Expert Advice

The Three “Rs” of Volunteerism

Volunteer recruitment and retention are key to impactful  events, regardless of scale. We asked local experts Rafael Bergstrom (Sustainable Coastlines Hawaii), Michael Loftin (808 Cleanups), and Cheri Kishimoto (Hands In Helping Out) to share their thoughts on what makes a successful volunteer program. One of the biggests takeaways – volunteer recognition is essential. Read about their experiences managing volunteer events on all levels, one-to-one, one-to-many, and one-to-thousands. 


“Creating a community within your volunteer group is the single most effective thing that you can do”

Rafael Bergstrom, Sustainable Coastlines Hawaii

What do you do?

SCH: Inspire local communities to take action through large-scale beach cleanups with a focus on education to prevent beaches from becoming dirty in the first place.

808: Remove tagging, hazardous materials, and marine debris from beaches, parks, and trails through weekly cleanup days and Adopt-a-Site program.

HIHO: Support volunteers by matching their interests with nonprofits and local projects, spread awarenss of the great work happening in communities, and provide trainings and workshops to support nonprofits in effectively working with volunteers.

How many volunteers do you have?

SCH: One-day cleanups attract 1,500+ volunteers, with more than 30,000 volunteers engaged so far.

808: Weekly events attract an average of 20-50 volunteers, with hundreds of additional volunteers participating through the Adopt-a-Site program. In total, 5,000 to 6,000 volunteers engage every year.
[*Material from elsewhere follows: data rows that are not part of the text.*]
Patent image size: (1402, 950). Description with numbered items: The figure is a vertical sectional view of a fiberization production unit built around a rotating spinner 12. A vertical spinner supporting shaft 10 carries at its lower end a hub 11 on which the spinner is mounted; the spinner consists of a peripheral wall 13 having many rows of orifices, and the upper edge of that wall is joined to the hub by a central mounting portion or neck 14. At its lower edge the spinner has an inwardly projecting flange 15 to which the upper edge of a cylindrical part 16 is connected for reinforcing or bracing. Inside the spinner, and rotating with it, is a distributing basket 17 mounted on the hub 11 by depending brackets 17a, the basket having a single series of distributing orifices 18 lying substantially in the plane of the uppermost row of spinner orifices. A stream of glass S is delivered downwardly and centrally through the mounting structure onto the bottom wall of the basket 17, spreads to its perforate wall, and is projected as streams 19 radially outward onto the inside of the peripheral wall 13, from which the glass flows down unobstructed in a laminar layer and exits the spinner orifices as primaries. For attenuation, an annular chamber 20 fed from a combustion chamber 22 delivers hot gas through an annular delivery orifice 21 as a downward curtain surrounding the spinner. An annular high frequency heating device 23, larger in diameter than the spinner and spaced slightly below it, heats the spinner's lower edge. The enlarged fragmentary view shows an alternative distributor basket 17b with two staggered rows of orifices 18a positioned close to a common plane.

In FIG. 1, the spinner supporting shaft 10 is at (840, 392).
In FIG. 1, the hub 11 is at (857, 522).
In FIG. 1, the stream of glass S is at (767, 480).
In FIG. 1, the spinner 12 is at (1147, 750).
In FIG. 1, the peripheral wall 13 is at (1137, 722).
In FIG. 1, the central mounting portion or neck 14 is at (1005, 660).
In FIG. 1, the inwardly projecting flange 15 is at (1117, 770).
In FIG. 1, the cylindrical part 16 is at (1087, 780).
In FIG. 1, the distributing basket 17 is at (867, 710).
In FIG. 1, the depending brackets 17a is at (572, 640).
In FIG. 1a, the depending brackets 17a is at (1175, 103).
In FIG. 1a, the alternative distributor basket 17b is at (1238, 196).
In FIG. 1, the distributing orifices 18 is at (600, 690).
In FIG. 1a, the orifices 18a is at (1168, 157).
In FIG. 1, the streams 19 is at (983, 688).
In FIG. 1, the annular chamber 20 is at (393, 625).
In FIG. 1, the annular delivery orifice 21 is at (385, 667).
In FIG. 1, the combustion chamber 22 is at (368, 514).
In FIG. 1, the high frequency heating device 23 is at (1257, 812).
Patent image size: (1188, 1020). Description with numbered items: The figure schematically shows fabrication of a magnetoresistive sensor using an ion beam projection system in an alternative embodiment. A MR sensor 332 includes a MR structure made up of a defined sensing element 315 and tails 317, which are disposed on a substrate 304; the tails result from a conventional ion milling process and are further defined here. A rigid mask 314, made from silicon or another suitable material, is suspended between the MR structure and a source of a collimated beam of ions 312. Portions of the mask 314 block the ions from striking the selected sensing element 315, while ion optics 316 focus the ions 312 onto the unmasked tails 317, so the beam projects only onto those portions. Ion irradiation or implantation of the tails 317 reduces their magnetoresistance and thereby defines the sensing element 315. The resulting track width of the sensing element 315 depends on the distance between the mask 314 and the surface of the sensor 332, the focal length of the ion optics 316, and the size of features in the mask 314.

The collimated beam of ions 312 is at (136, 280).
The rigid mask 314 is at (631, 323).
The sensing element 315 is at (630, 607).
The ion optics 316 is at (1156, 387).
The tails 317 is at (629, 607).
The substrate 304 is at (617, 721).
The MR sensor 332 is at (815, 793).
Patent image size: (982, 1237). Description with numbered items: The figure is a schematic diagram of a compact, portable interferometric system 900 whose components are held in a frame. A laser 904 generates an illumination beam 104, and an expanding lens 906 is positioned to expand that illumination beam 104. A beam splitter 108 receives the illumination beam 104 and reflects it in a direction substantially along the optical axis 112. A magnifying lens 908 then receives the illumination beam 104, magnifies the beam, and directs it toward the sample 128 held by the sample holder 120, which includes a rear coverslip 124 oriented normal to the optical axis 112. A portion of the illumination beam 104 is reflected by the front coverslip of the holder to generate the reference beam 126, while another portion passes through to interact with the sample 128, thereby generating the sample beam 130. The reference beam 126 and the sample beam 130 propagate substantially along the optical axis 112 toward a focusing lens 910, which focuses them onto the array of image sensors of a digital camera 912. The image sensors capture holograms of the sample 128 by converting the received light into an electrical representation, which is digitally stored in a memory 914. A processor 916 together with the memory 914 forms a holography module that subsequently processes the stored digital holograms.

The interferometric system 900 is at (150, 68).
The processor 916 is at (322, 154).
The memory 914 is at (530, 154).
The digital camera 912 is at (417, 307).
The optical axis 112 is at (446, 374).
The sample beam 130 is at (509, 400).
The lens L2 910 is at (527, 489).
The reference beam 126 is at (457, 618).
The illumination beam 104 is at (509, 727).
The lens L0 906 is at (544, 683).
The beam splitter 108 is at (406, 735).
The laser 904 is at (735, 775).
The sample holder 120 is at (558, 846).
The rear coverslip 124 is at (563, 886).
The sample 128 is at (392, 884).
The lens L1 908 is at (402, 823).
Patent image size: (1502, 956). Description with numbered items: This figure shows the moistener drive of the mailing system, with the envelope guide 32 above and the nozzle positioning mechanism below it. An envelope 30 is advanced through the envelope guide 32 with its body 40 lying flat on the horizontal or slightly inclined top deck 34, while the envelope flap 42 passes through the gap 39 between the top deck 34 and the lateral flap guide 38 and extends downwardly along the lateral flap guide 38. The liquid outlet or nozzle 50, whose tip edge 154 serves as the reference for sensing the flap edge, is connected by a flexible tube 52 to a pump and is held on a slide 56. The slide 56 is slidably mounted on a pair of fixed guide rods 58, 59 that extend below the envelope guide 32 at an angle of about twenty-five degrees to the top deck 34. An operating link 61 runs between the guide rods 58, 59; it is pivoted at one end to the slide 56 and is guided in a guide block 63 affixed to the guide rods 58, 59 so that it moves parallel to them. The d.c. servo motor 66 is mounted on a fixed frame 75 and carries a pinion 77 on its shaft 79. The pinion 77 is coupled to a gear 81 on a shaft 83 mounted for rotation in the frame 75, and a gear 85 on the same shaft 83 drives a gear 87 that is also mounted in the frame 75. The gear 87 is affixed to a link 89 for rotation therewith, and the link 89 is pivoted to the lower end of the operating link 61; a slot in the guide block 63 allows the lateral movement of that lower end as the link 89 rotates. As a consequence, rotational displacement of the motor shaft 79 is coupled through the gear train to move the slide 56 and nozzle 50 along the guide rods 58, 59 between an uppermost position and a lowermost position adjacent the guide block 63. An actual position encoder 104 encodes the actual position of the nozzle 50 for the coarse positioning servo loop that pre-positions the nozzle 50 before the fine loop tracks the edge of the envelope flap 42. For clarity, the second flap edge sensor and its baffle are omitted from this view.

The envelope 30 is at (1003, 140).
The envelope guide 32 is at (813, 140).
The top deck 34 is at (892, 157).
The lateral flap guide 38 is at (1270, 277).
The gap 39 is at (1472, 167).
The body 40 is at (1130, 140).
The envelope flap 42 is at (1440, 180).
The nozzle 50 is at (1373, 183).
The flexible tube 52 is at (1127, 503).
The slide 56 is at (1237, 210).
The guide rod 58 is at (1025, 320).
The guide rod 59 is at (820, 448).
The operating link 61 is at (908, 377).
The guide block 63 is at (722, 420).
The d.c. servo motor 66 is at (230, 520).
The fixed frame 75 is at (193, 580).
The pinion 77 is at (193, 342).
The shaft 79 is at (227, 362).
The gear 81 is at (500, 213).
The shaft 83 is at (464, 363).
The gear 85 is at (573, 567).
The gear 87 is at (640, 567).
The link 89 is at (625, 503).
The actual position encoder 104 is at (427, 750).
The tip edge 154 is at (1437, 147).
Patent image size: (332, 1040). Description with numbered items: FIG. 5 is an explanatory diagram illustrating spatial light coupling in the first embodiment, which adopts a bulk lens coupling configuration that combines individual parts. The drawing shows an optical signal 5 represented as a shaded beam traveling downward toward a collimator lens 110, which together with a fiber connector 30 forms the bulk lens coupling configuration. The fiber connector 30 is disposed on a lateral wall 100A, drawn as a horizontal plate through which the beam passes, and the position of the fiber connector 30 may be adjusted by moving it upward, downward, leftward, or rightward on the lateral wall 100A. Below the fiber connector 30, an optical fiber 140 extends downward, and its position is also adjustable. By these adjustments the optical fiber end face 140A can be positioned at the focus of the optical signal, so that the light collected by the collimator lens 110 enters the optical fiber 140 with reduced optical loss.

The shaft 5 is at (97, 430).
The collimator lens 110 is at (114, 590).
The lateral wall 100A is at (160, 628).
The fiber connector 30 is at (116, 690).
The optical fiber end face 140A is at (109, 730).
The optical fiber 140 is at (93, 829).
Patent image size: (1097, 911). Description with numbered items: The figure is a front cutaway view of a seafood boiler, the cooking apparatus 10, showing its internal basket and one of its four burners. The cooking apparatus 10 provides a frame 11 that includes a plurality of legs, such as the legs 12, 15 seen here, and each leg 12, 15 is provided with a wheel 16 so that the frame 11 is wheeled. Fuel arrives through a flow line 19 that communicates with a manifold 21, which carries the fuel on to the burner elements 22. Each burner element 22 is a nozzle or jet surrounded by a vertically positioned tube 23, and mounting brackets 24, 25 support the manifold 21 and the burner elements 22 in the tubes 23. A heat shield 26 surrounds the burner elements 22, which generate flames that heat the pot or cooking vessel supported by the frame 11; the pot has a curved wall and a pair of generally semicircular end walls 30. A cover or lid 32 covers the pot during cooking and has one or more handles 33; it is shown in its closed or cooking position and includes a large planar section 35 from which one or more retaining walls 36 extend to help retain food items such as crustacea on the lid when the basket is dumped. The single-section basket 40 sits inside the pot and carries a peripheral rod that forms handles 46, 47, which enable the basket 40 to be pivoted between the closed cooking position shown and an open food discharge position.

HIHO: Roughly 150 long-term volunteers that keep in touch, regardless of where they may be. 

Do you have core/lead volunteers?

SCH: 30 to 50 core volunteers that contribute unique skills, assume leadership roles at events, and will do anything at the drop of a hat.  

808: Lead volunteers participate in the Adopt-a-Site Program, start organizing their own cleanups, and lead school, business, and other groups in cleanup events.

HIHO: Lead volunteers are those who have special skills and love what your organization does. 

How do you communicate with your volunteers and how often do you do so?

SCH: Keeping in touch with core volunteers daily establishes a network that can quickly disseminate a message when needed and creates lasting friendships among volunteers.

808: Volunteers engagement occurs daily through messages, email, and phone as well as weekly through in-person participation in cleanups. 

One-to-One, Many, and Thousands

SCH: In transitioning to engage thousands of people at events, partnerships, entertainment (food, music, vendors), and media (social and traditional) are key. It is not necessary to retain thousands of volunteers, however, these individuals can become advocates when needed. 

808: Consistency of cleanups and giving volunteers the necessary support (supplies and technology) helps to keep people involved and generates lasting impact. Building a community where people want to hang out with each other also helps to grow retention. 

HIHO: Creating a community for volunteers to connect with each other on an individual level. 

How do you recruit and retain your volunteers?

SCH: Recognizing the people that do incredible things for your organization goes far in bringing new people in. It is as simple as taking a photo of a volunteer, sharing their personal story, and posting it. Collective recognition is also important. 

808: Volunteers becoming self-confident allows them to fully enjoy what they do and to chart their own path,  keeping them coming back over time. 

HIHO: Getting to personally know volunteers helps to create long-term relationships. Having volunteers participate in an orientation before volunteering also helps to ensure projects align with their interests and that they have the time to fully engage. 

What challenges do you face with your volunteer programs and how do you overcome them?

808: Getting people to take the first step is often the biggest challenge, but once they do so, they often become self-driven. Burnout is also a common difficulty; it is important to try to push through the negative things that you cannot control and instead focus on successes. 

HIHO: Getting people to take the first step. An orientation helps to set expectations and understand interests, needs, and availability. 

Any additional tips?

SCH: Create a space where people want to hang out, have fun, and do good together, especially when addressing issues as challenging as plastic pollution and climate change.

808: Pace yourself and spend time in the field. 

HIHO: Make volunteering as accessible as possible.